Non ne avevo parlato perché ne avevano già parlato in tanti. La decisione di Twitter che cambia la sua timeline per introdurre una vista algoritmica al posto dell’attuale ordine cronologico inverso ha spinto in molti a reagire. Ora sono venute fuori un po’ di informazioni meno imprecise o almeno presentate non come “voci” ma come fatti. E quindi può avere senso proporre un commento.

Ebbene, la notizia è che Twitter presenterà i tweet secondo un ordine personalizzato per ogni utente in base a un algoritmo che dovrebbe scegliere quello che l’utente stesso è più interessato a trovare. La nuova versione sarà il default ma ci sarà un opt-out (TheVerge).

Ecco alcune domande e risposte, secondo me.

1. Quali sono le conseguenze di questo cambiamento?
Cambia il senso di Twitter. La piattaforma aveva assunto una funzione da “notiziario”, una sorta di agenzia generata dagli utenti. Ovviamente, era un notiziario personalizzato dalla scelta che ciascuno poteva fare su quali altri utenti seguire. Ma all’interno di quella scelta Twitter presentava le informazioni in modo “oggettivante”. Le probabilità di ricevere le notizie molto popolari o allarmanti o importantissime erano aumentate dalla pratica dei retweet che ovviamente funzionavano da amplificatore proprio delle notizie che in moltissimi volevano conoscere. Le probabilità aumentavano un po’ con il numero di utenti che ciascuno seguiva ma con questo aumentava anche il rumore e l’information overload. Quindi ciascuno arrivava al suo equilibrio, in base ai suoi obiettivi e tenendo conto delle variabili che conosceva e teneva sotto controllo. Il passaggio all’algoritmo trasforma Twitter in una macchina filtrante che impara dal comportamento delle persone qualunque sia il numero di utenti che seguono, ma imponendo una lettura non necessariamente in ordine cronologico inverso: dunque non più “oggettivante”.

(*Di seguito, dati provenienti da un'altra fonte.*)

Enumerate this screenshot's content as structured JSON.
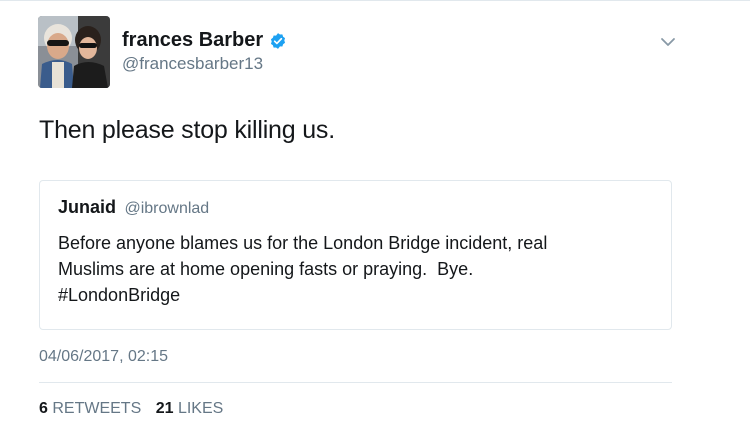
{
  "tweet": {
    "author": {
      "display_name": "frances Barber",
      "handle": "@francesbarber13",
      "verified": true,
      "verified_icon": "verified-badge-icon",
      "avatar": "profile-photo-two-people-sunglasses"
    },
    "menu_icon": "chevron-down-icon",
    "text": "Then please stop killing us.",
    "quoted": {
      "display_name": "Junaid",
      "handle": "@ibrownlad",
      "lines": [
        "Before anyone blames us for the London Bridge incident, real",
        "Muslims are at home opening fasts or praying.  Bye.",
        "#LondonBridge"
      ]
    },
    "timestamp": "04/06/2017, 02:15",
    "stats": {
      "retweets_count": "6",
      "retweets_label": "RETWEETS",
      "likes_count": "21",
      "likes_label": "LIKES"
    }
  },
  "colors": {
    "text": "#14171a",
    "secondary": "#657786",
    "border": "#e1e8ed",
    "verified_blue": "#1da1f2"
  }
}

2. Aumenterà il numero di utenti?
L’apparente oggettività del risultato della versione tradizionale di Twitter, che lo faceva apparire come un notiziario, seppure personalizzato, generava un sistema incentivante che favoriva i grandi fornitori di informazioni, i più autorevoli commentatori, le persone che sono fonte di notizie in sé. Aumentava gli incentivi al free riding (chi legge senza contribuire). Manteneva Twitter in una dimensione di grande minoranza, rispetto a Facebook. Facebook in effetti non è mai stata “oggettiva” perché nasceva dalla metafora degli “amici” e per apparire come un notiziario doveva sforzarsi di organizzare soluzioni tali da coinvolgere i grandi fornitori di notizie a partecipare in modalità “pagina”: ma il suo traffico era immensamente più grande di quello di Twitter proprio perché le comunicazioni tra amici sono immensamente più grandi di quelle che riguardano le poche cose importanti per tante persone. Facebook però con tutto il suo traffico può attirare le fonti di notizie. Twitter difficilmente diventa il luogo di incontro degli amici, perché c’è già Facebook, Whatsapp, Instagram… Twitter non diventa probabilmente Facebook perché gli amici sono comunque su Facebook, nello stesso tempo perde la sua specificità: può darsi che aumenti il traffico, ma difficilmente raggiunge Facebook. A meno che non ci siano altre novità. E nello stesso tempo le grandi fonti di notizie che erano abituate a essere seguite da molti utenti di Twitter potrebbero perdere incentivo, visto che non sanno quanti davvero vedono i loro tweet nel nuovo contesto nel quale è l’algoritmo a decidere.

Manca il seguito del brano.